Kidnappings for ransom have preceded the Abu Sayyaf. But the group has started an alarming trend of large-scale abductions after it emerged in the early 2000 as an offshoot of the decades-long separatist rebellion by minority Muslims in the predominantly Roman Catholic nation's south.

The Abu Sayyaf abducted 21 people, mostly European tourists, from a Malaysian diving resort in 2000, freeing them later reportedly in exchange for huge ransoms. The militants took three Americans and 17 Filipinos the following year from the Dos Palmas resort in Palawan province southwest of Manila, then staged a failed kidnapping attempt in a popular resort on Samal Island, near where Sunday's abductions happened.

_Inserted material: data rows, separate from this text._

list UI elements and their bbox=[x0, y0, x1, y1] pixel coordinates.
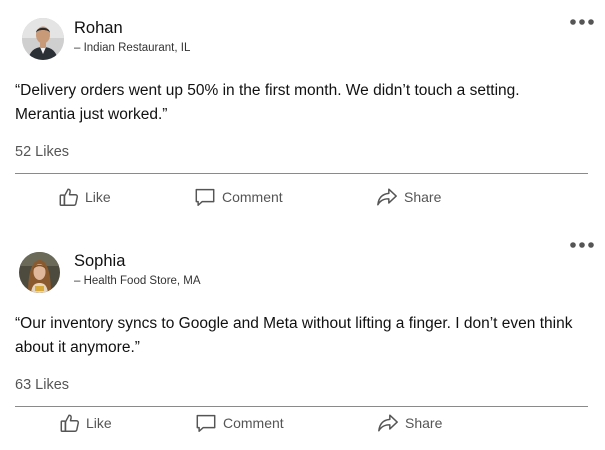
post-quote: “Delivery orders went up 50% in the firs… bbox=[15, 82, 520, 123]
divider bbox=[15, 173, 588, 174]
comment-label: Comment bbox=[223, 415, 284, 431]
avatar[interactable] bbox=[22, 18, 64, 60]
share-label: Share bbox=[405, 415, 443, 431]
like-button[interactable]: Like bbox=[59, 411, 112, 435]
likes-count[interactable]: 63 Likes bbox=[15, 376, 69, 394]
more-options-icon[interactable] bbox=[569, 237, 595, 253]
like-button[interactable]: Like bbox=[58, 185, 111, 209]
more-options-icon[interactable] bbox=[569, 14, 595, 30]
share-arrow-icon bbox=[377, 412, 399, 434]
post-quote: “Our inventory syncs to Google and Meta … bbox=[15, 315, 573, 356]
comment-bubble-icon bbox=[195, 412, 217, 434]
like-label: Like bbox=[86, 415, 112, 431]
comment-button[interactable]: Comment bbox=[194, 185, 283, 209]
man-avatar-image bbox=[22, 18, 64, 60]
share-label: Share bbox=[404, 189, 442, 205]
author-business: – Health Food Store, MA bbox=[74, 275, 201, 287]
thumbs-up-icon bbox=[58, 186, 80, 208]
avatar[interactable] bbox=[19, 252, 60, 293]
comment-bubble-icon bbox=[194, 186, 216, 208]
thumbs-up-icon bbox=[59, 412, 81, 434]
comment-button[interactable]: Comment bbox=[195, 411, 284, 435]
like-label: Like bbox=[85, 189, 111, 205]
divider bbox=[15, 406, 588, 407]
share-button[interactable]: Share bbox=[376, 185, 441, 209]
author-name[interactable]: Rohan bbox=[74, 18, 123, 38]
woman-avatar-image bbox=[19, 252, 60, 293]
author-name[interactable]: Sophia bbox=[74, 251, 125, 271]
author-business: – Indian Restaurant, IL bbox=[74, 42, 191, 54]
share-arrow-icon bbox=[376, 186, 398, 208]
likes-count[interactable]: 52 Likes bbox=[15, 143, 69, 161]
share-button[interactable]: Share bbox=[377, 411, 442, 435]
comment-label: Comment bbox=[222, 189, 283, 205]
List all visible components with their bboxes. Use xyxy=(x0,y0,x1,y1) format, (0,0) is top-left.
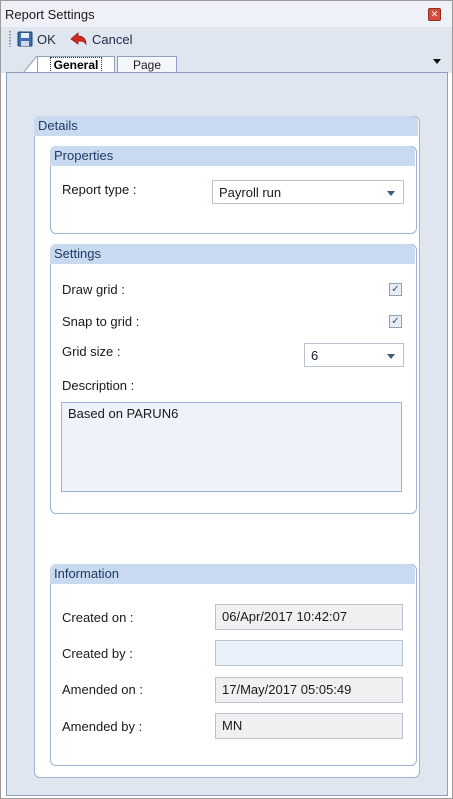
title-bar: Report Settings ✕ xyxy=(1,1,452,27)
draw-grid-checkbox[interactable]: ✓ xyxy=(389,283,402,296)
grid-size-select[interactable]: 6 xyxy=(304,343,404,367)
amended-on-label: Amended on : xyxy=(62,682,143,697)
toolbar-grip[interactable] xyxy=(9,31,11,47)
ok-button[interactable]: OK xyxy=(17,30,56,48)
grid-size-value: 6 xyxy=(311,348,319,363)
description-field[interactable]: Based on PARUN6 xyxy=(61,402,402,492)
amended-on-field: 17/May/2017 05:05:49 xyxy=(215,677,403,703)
created-on-label: Created on : xyxy=(62,610,134,625)
created-by-label: Created by : xyxy=(62,646,133,661)
chevron-down-icon xyxy=(387,354,395,359)
cancel-arrow-icon xyxy=(70,32,87,46)
tab-overflow-dropdown-icon[interactable] xyxy=(433,59,441,64)
save-icon xyxy=(17,31,33,47)
toolbar: OK Cancel xyxy=(1,27,452,51)
tab-general-label: General xyxy=(49,57,103,73)
tab-page-label: Page xyxy=(132,58,162,72)
details-header: Details xyxy=(34,116,418,136)
report-type-value: Payroll run xyxy=(219,185,282,200)
grid-size-label: Grid size : xyxy=(62,344,121,359)
report-type-label: Report type : xyxy=(62,182,137,197)
cancel-button[interactable]: Cancel xyxy=(70,30,132,48)
chevron-down-icon xyxy=(387,191,395,196)
information-header: Information xyxy=(50,564,415,584)
close-icon[interactable]: ✕ xyxy=(428,8,441,21)
properties-header: Properties xyxy=(50,146,415,166)
created-on-field: 06/Apr/2017 10:42:07 xyxy=(215,604,403,630)
draw-grid-label: Draw grid : xyxy=(62,282,125,297)
created-by-field xyxy=(215,640,403,666)
report-type-select[interactable]: Payroll run xyxy=(212,180,404,204)
snap-to-grid-checkbox[interactable]: ✓ xyxy=(389,315,402,328)
cancel-label: Cancel xyxy=(92,31,133,47)
amended-by-field: MN xyxy=(215,713,403,739)
window-title: Report Settings xyxy=(5,7,95,22)
tab-strip: General Page xyxy=(1,51,452,74)
settings-header: Settings xyxy=(50,244,415,264)
amended-by-label: Amended by : xyxy=(62,719,143,734)
description-label: Description : xyxy=(62,378,135,393)
snap-to-grid-label: Snap to grid : xyxy=(62,314,140,329)
ok-label: OK xyxy=(37,31,56,47)
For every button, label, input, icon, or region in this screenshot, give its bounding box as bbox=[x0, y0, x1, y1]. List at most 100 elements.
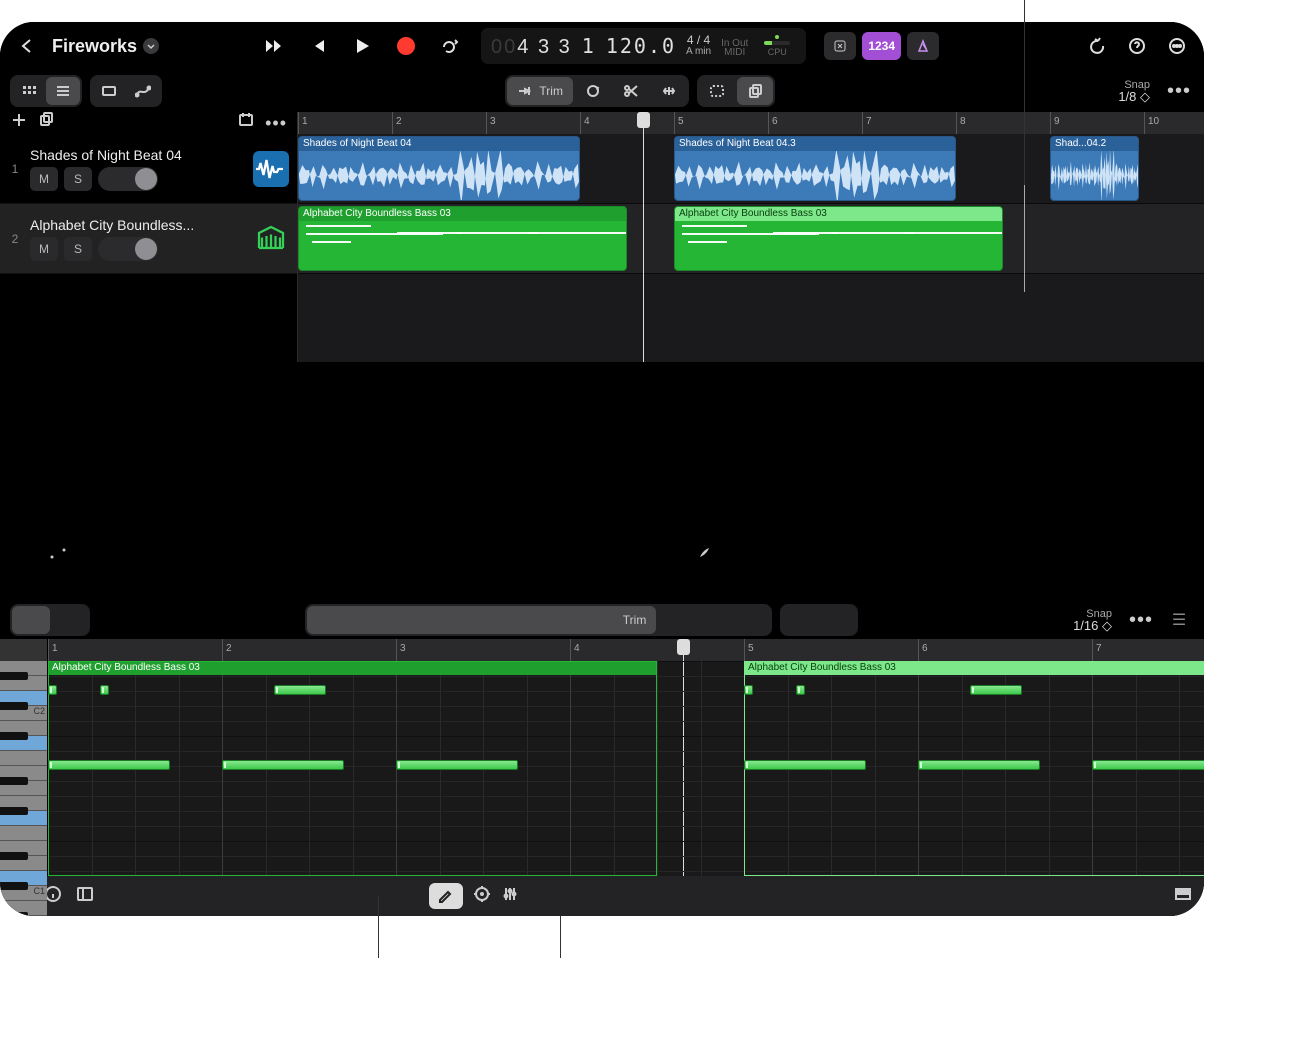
marquee-tool-button[interactable] bbox=[699, 77, 735, 105]
velocity-tool-button[interactable] bbox=[734, 606, 770, 634]
edit-mode-button[interactable] bbox=[429, 883, 463, 909]
editor-ruler[interactable]: 1234567 bbox=[48, 639, 1204, 661]
editor-ruler-tick: 3 bbox=[396, 639, 406, 661]
keyboard-button[interactable] bbox=[1174, 885, 1192, 908]
midi-note[interactable] bbox=[744, 760, 866, 770]
project-title[interactable]: Fireworks bbox=[52, 36, 159, 57]
editor-select-group bbox=[780, 604, 858, 636]
go-to-start-button[interactable] bbox=[303, 31, 333, 61]
metronome-button[interactable] bbox=[907, 32, 939, 60]
pencil-tool-button[interactable] bbox=[658, 606, 694, 634]
brush-tool-button[interactable] bbox=[696, 606, 732, 634]
instrument-track-icon[interactable] bbox=[253, 221, 289, 257]
lcd-display[interactable]: 004 3 3 1 120.0 4 / 4A min In OutMIDI CP… bbox=[481, 28, 806, 64]
snap-value: 1/8 bbox=[1118, 89, 1136, 104]
cycle-button[interactable] bbox=[435, 31, 465, 61]
editor-snap-value: 1/16 bbox=[1073, 618, 1098, 633]
track-lane-1[interactable]: Shades of Night Beat 04 Shades of Night B… bbox=[298, 134, 1204, 204]
solo-button[interactable]: S bbox=[64, 237, 92, 261]
midi-note[interactable] bbox=[970, 685, 1022, 695]
midi-note[interactable] bbox=[744, 685, 753, 695]
region-label: Shad...04.2 bbox=[1051, 137, 1138, 151]
duplicate-track-button[interactable] bbox=[38, 111, 56, 134]
audio-region[interactable]: Shades of Night Beat 04 bbox=[298, 136, 580, 201]
split-view-button[interactable] bbox=[76, 885, 94, 908]
ruler-tick: 7 bbox=[862, 112, 872, 134]
volume-slider[interactable] bbox=[98, 167, 158, 191]
add-track-button[interactable] bbox=[10, 111, 28, 134]
editor-more-button[interactable]: ••• bbox=[1126, 605, 1156, 635]
midi-note[interactable] bbox=[796, 685, 805, 695]
editor-bottom-bar bbox=[0, 876, 1204, 916]
score-view-button[interactable] bbox=[50, 606, 88, 634]
copy-tool-button[interactable] bbox=[737, 77, 773, 105]
editor-trim-label: Trim bbox=[623, 613, 647, 627]
piano-keyboard[interactable]: C2C1 bbox=[0, 639, 48, 876]
automation-view-button[interactable] bbox=[126, 77, 160, 105]
piano-roll-grid[interactable]: 1234567 Alphabet City Boundless Bass 03A… bbox=[48, 639, 1204, 876]
arrange-timeline[interactable]: 12345678910 Shades of Night Beat 04Shade… bbox=[298, 112, 1204, 362]
grid-view-button[interactable] bbox=[12, 77, 46, 105]
chevron-left-icon bbox=[18, 37, 36, 55]
piano-roll-editor: C2C1 1234567 Alphabet City Boundless Bas… bbox=[0, 639, 1204, 876]
track-header-more-button[interactable]: ••• bbox=[265, 119, 287, 127]
volume-slider[interactable] bbox=[98, 237, 158, 261]
stretch-tool-button[interactable] bbox=[651, 77, 687, 105]
key-label-c2: C2 bbox=[33, 706, 45, 716]
trim-tool-button[interactable]: Trim bbox=[507, 77, 573, 105]
loop-tool-button[interactable] bbox=[575, 77, 611, 105]
piano-roll-view-button[interactable] bbox=[12, 606, 50, 634]
mute-button[interactable]: M bbox=[30, 167, 58, 191]
help-button[interactable] bbox=[1122, 31, 1152, 61]
filter-tracks-button[interactable] bbox=[237, 111, 255, 134]
midi-note[interactable] bbox=[1092, 760, 1204, 770]
ruler-tick: 1 bbox=[298, 112, 308, 134]
count-in-button[interactable]: 1234 bbox=[862, 32, 901, 60]
midi-region[interactable]: Alphabet City Boundless Bass 03 bbox=[674, 206, 1003, 271]
audio-region[interactable]: Shades of Night Beat 04.3 bbox=[674, 136, 956, 201]
tuner-button[interactable] bbox=[824, 32, 856, 60]
list-view-button[interactable] bbox=[46, 77, 80, 105]
scissors-tool-button[interactable] bbox=[613, 77, 649, 105]
midi-note[interactable] bbox=[48, 760, 170, 770]
bar-ruler[interactable]: 12345678910 bbox=[298, 112, 1204, 134]
editor-snap-display[interactable]: Snap 1/16 ◇ bbox=[1073, 609, 1112, 631]
midi-note[interactable] bbox=[918, 760, 1040, 770]
more-menu-button[interactable] bbox=[1162, 31, 1192, 61]
region-view-button[interactable] bbox=[92, 77, 126, 105]
track-header-1[interactable]: 1 Shades of Night Beat 04 M S bbox=[0, 134, 297, 204]
audio-region[interactable]: Shad...04.2 bbox=[1050, 136, 1139, 201]
midi-note[interactable] bbox=[396, 760, 518, 770]
midi-region[interactable]: Alphabet City Boundless Bass 03 bbox=[298, 206, 627, 271]
project-dropdown-icon[interactable] bbox=[143, 38, 159, 54]
midi-note[interactable] bbox=[222, 760, 344, 770]
track-lane-2[interactable]: Alphabet City Boundless Bass 03 Alphabet … bbox=[298, 204, 1204, 274]
midi-note[interactable] bbox=[100, 685, 109, 695]
record-button[interactable] bbox=[391, 31, 421, 61]
editor-ruler-tick: 5 bbox=[744, 639, 754, 661]
editor-view-segment bbox=[10, 604, 90, 636]
editor-menu-button[interactable]: ☰ bbox=[1164, 605, 1194, 635]
editor-copy-button[interactable] bbox=[820, 606, 856, 634]
fast-forward-button[interactable] bbox=[259, 31, 289, 61]
playhead[interactable] bbox=[643, 112, 644, 362]
editor-trim-tool[interactable]: Trim bbox=[307, 606, 657, 634]
midi-note[interactable] bbox=[274, 685, 326, 695]
track-header-2[interactable]: 2 Alphabet City Boundless... M S bbox=[0, 204, 297, 274]
quantize-button[interactable] bbox=[473, 885, 491, 908]
undo-button[interactable] bbox=[1082, 31, 1112, 61]
lcd-timesig: 4 / 4 bbox=[687, 33, 710, 47]
editor-toolbar: Trim Snap 1/16 ◇ ••• ☰ bbox=[0, 599, 1204, 639]
back-button[interactable] bbox=[12, 31, 42, 61]
mute-button[interactable]: M bbox=[30, 237, 58, 261]
audio-track-icon[interactable] bbox=[253, 151, 289, 187]
tracks-more-button[interactable]: ••• bbox=[1164, 76, 1194, 106]
track-number: 1 bbox=[8, 162, 22, 176]
solo-button[interactable]: S bbox=[64, 167, 92, 191]
midi-note[interactable] bbox=[48, 685, 57, 695]
play-button[interactable] bbox=[347, 31, 377, 61]
editor-ruler-tick: 7 bbox=[1092, 639, 1102, 661]
editor-marquee-button[interactable] bbox=[782, 606, 818, 634]
mixer-button[interactable] bbox=[501, 885, 519, 908]
snap-display[interactable]: Snap 1/8 ◇ bbox=[1118, 80, 1150, 102]
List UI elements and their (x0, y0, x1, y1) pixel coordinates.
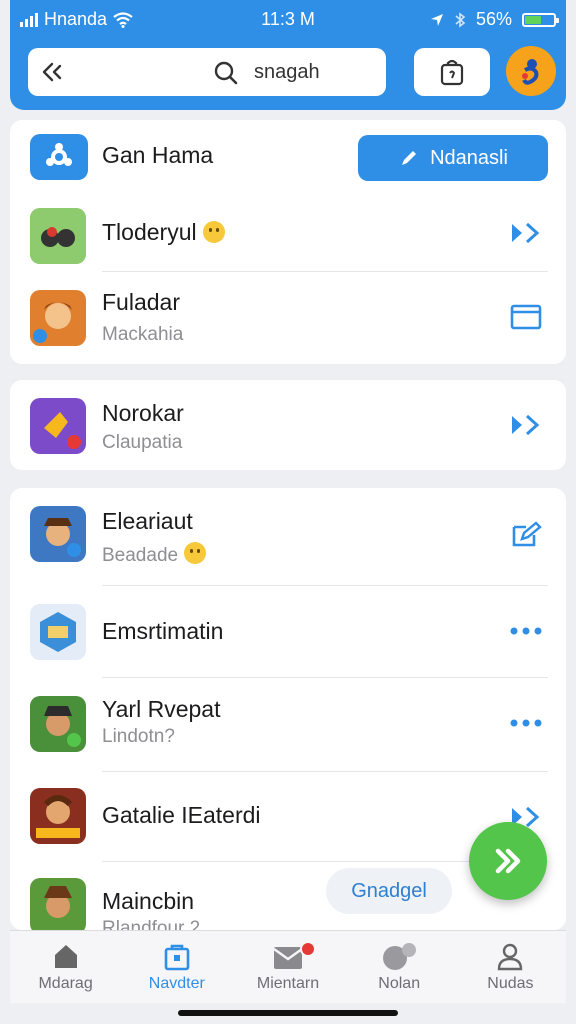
suggestion-chip[interactable]: Gnadgel (326, 868, 452, 914)
bag-icon (440, 59, 464, 86)
search-icon (214, 61, 238, 85)
chat-icon (383, 943, 417, 970)
game-thumbnail (30, 878, 86, 930)
section-card-1: Gan Hama Ndanasli Tloderyul Fuladar Mack… (10, 120, 566, 364)
game-thumbnail (30, 696, 86, 752)
section-header: Gan Hama Ndanasli (10, 120, 566, 196)
item-subtitle: Mackahia (102, 324, 184, 345)
bluetooth-icon (455, 11, 466, 28)
app-header: Hnanda 11:3 M 56% snagah (10, 0, 566, 110)
battery-level (525, 15, 541, 24)
double-chevron-icon (495, 848, 521, 874)
game-thumbnail (30, 506, 86, 562)
item-subtitle: Claupatia (102, 432, 183, 453)
item-title: Norokar (102, 400, 184, 426)
item-subtitle: Beadade (102, 542, 207, 567)
battery-icon (522, 12, 559, 27)
game-thumbnail (30, 604, 86, 660)
folder-icon[interactable] (506, 300, 546, 334)
home-icon (54, 945, 77, 968)
notification-badge (300, 941, 316, 957)
item-title: Emsrtimatin (102, 618, 224, 644)
list-item[interactable]: Yarl Rvepat Lindotn? (10, 678, 566, 772)
back-icon[interactable] (38, 58, 68, 86)
item-title: Tloderyul (102, 219, 225, 246)
item-title: Maincbin (102, 888, 195, 914)
game-thumbnail (30, 398, 86, 454)
game-thumbnail (30, 208, 86, 264)
emoji-icon (184, 542, 207, 564)
avatar[interactable] (506, 46, 556, 96)
tab-label: Navdter (148, 975, 205, 992)
item-subtitle: Lindotn? (102, 726, 175, 747)
person-icon (498, 943, 523, 971)
bag-icon (164, 944, 190, 971)
more-icon[interactable] (506, 706, 546, 740)
list-item[interactable]: Tloderyul (10, 196, 566, 272)
edit-icon[interactable] (506, 518, 546, 552)
tab-label: Nolan (378, 975, 421, 992)
item-title: Eleariaut (102, 508, 193, 534)
home-indicator (178, 1010, 398, 1016)
item-title: Fuladar (102, 289, 180, 315)
tab-bar: Mdarag Navdter Mientarn Nolan Nudas (10, 930, 566, 1003)
location-icon (430, 13, 443, 26)
battery-percent: 56% (475, 9, 512, 29)
tab-home[interactable]: Mdarag (10, 931, 121, 1003)
tab-profile[interactable]: Nudas (455, 931, 566, 1003)
status-right: 56% (430, 9, 559, 30)
primary-action-button[interactable]: Ndanasli (358, 135, 548, 181)
emoji-icon (202, 221, 225, 243)
tab-chat[interactable]: Nolan (344, 931, 455, 1003)
search-input[interactable]: snagah (254, 61, 320, 84)
search-bar[interactable]: snagah (28, 48, 386, 96)
tab-label: Mdarag (38, 975, 93, 992)
list-item[interactable]: Norokar Claupatia (10, 380, 566, 470)
double-arrow-icon[interactable] (506, 408, 546, 442)
tab-label: Nudas (487, 975, 534, 992)
item-title: Yarl Rvepat (102, 696, 221, 722)
more-icon[interactable] (506, 614, 546, 648)
double-arrow-icon[interactable] (506, 216, 546, 250)
tab-store[interactable]: Navdter (121, 931, 232, 1003)
inbox-icon (273, 947, 303, 969)
game-thumbnail (30, 788, 86, 844)
section-title: Gan Hama (102, 142, 214, 168)
pencil-icon (402, 151, 417, 165)
floating-action-button[interactable] (469, 822, 547, 900)
game-thumbnail (30, 290, 86, 346)
bag-button[interactable] (414, 48, 490, 96)
section-card-2: Norokar Claupatia (10, 380, 566, 470)
status-bar: Hnanda 11:3 M 56% (10, 0, 566, 40)
item-subtitle: Rlandfour 2 (102, 918, 201, 930)
list-item[interactable]: Emsrtimatin (10, 586, 566, 678)
tab-label: Mientarn (256, 975, 320, 992)
list-item[interactable]: Eleariaut Beadade (10, 488, 566, 586)
item-title: Gatalie IEaterdi (102, 802, 261, 828)
tab-inbox[interactable]: Mientarn (232, 931, 343, 1003)
section-icon (30, 134, 88, 180)
list-item[interactable]: Fuladar Mackahia (10, 272, 566, 364)
primary-action-label: Ndanasli (430, 146, 508, 169)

Without any known foreign financial support and after more than a decade of battle setbacks inflicted by U.S.-backed Philippine military offensives, the Abu Sayyaf has survived mostly through kidnappings and extortion. In recent years, they have grown more daring by crossing the sea border to snatch their victims in Malaysia's Sabah state.

The U.S. military's antiterrorism task force in the southern Philippines was deactivated in February after 13 years, as Washington recently shifted focus to supporting freedom of navigation in the South China Sea. U.S. forces continue to provide intelligence and training to Filipino troops in the south.

The rewards for Abu Sayyaf kidnappers have been relatively huge. Aside from the money, kidnap victims have been used as a human shield to pre-empt government offensives. High-profile abductions also have allowed the militants to capture the attention of foreign terrorist networks, a confidential government security assessment report said.

Last year, the militants were estimated to have pocketed more than 277 million pesos ($6 million) in ransom from the kidnappings of 59 people, said the report, a copy of which was obtained by The Associated Press.

"Kidnapping has indeed become a lucrative industry in Mindanao," the report said, referring to the southern region. It added without elaborating that unidentified corrupt politicians and even law enforcers have benefited from the crime.

Buddy Recio, a Filipino travel writer who was abducted by the Abu Sayyaf militants with his wife and son at the Palawan resort in 2001, said it pains him to know that the militants have endured and continue to seize innocent people, who would go through the same harrowing ordeal that they have endured.

Recio's son was freed and he and his wife were wounded in a crossfire, prompting the Abu Sayyaf militants to leave them after a week of captivity. If the new kidnap victims could hear him, Recio said he would advise them to stay fit to endure the extremely rough time ahead and to look forward to a brighter ending.

"They should keep on hoping," Recio said. "They should think that there are governments and friends working to set them free."